Extensive work history
If you’ve been working for 20 or 30 years, chances are you’ve got quite the line-up of jobs to describe. Rather than get into the extensive list, narrow it down to the jobs that affect the one you’re applying for. Leave out your foray into waitressing whilst studying if it doesn’t have relevance to the job you’re hoping to get. What most companies are looking for is what you’ve been doing for the last ten years, and if you have any pertinent job experience before that.
DON’T remove employment dates though. Recruiters or hiring managers may assume (possibly unconscious bias again) that you’re hiding gaps in employment for example. You could either list former roles that go back more than 10 years without detailed explanation of your role or summarise your experience before that time in another paragraph under ‘Other Experience’.
Mentioning redundant technology
Technology changes and fluxes incredibly quickly, so mentioning old and probably redundant technology used in other roles will date you. Instead, describe the types of systems you have experience with (i.e. CRM, website development software) and use the opportunity to describe current technology you’ve worked with. The stereotype is that older people aren’t tech-savvy and less adaptable to change so if you can demonstrate your abilities to adopt the latest systems and software, (if pertinent to the job, of course), you’ll definitely be promoting yourself well.
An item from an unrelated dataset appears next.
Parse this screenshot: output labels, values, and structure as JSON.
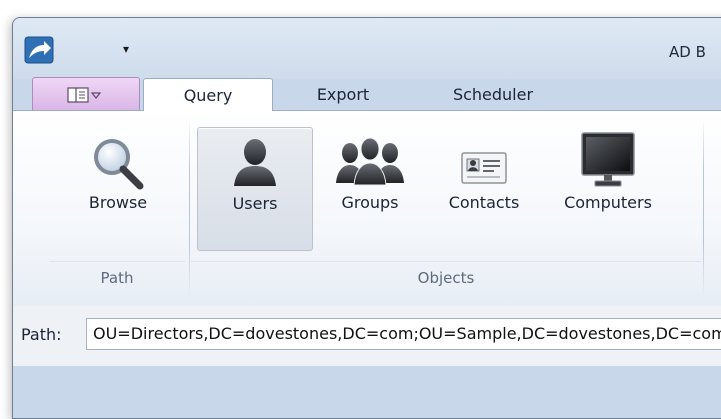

DON’T use an old-style email address either. Listing your email as an AOL address or whatever email was provided by your internet provider instantly dates you. Set up a new account from the various free providers out there such as Gmail or Hotmail. The same goes for your landline telephone number!
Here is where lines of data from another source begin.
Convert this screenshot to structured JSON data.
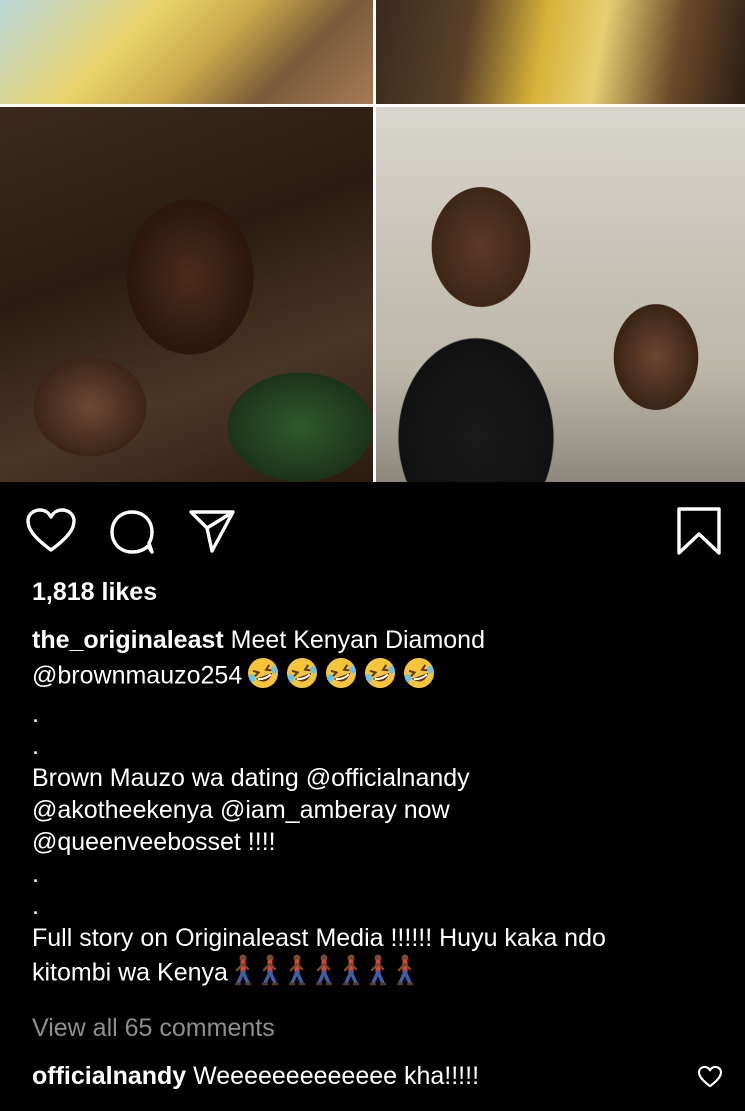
{
  "post": {
    "likes": "1,818 likes",
    "caption": {
      "username": "the_originaleast",
      "line1_text": " Meet Kenyan Diamond",
      "line2_text": "@brownmauzo254",
      "line2_emoji": "rolling-on-floor-laughing-emoji",
      "line2_emoji_count": 5,
      "dot1": ".",
      "dot2": ".",
      "line3": "Brown Mauzo wa dating @officialnandy",
      "line4": "@akotheekenya  @iam_amberay now",
      "line5": "@queenveebosset !!!!",
      "dot3": ".",
      "dot4": ".",
      "line6": "Full story on Originaleast Media !!!!!! Huyu kaka ndo",
      "line7_text": "kitombi wa Kenya",
      "line7_emoji": "person-walking-emoji",
      "line7_emoji_count": 7
    },
    "view_comments": "View all 65 comments",
    "comment": {
      "username": "officialnandy",
      "text": " Weeeeeeeeeeeee kha!!!!!"
    }
  },
  "colors": {
    "background": "#000000",
    "text": "#ffffff",
    "muted": "#8e8e8e"
  },
  "icons": [
    "heart-icon",
    "comment-icon",
    "share-icon",
    "bookmark-icon",
    "comment-like-heart-icon"
  ]
}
Outdated education and qualifications
Listing your CSEs or O-levels will instantly imply you are in a certain age range. Even those with just 10 years’ work experience behind them are often removing secondary school qualifications unless critical to the role. Focus instead on any qualifications, training and continued professional development you have done throughout your career if applicable.
DON’T include the dates on degrees, for example. For higher level education, it doesn’t necessarily matter when you graduated and, in any case, your actual work experience will be of more interest to a recruiter or employer.
Not using social media
This goes back to the technology stereotype. It doesn’t matter if you enjoy or understand the hype of social media. Employers are actively using it to learn about applicants. If you can’t be found, or worse, if they think they’ve found you but found someone else, it’s very likely you’ll be passed over for someone more visible. LinkedIn is the major website for workers these days, so having a presence there is essential. Being visible and your potential employer being able to find you is very important.
DON’T get too caught up with being ‘active’. Setting up a LinkedIn profile is probably important, but unless being seen to post and engage regularly is critical to the role you are applying for, you don’t necessarily need to worry about it.
Make sure your age is not an obvious factor keeping you from getting the job. Update your CV and show that you are experienced, but also current and ready for the role.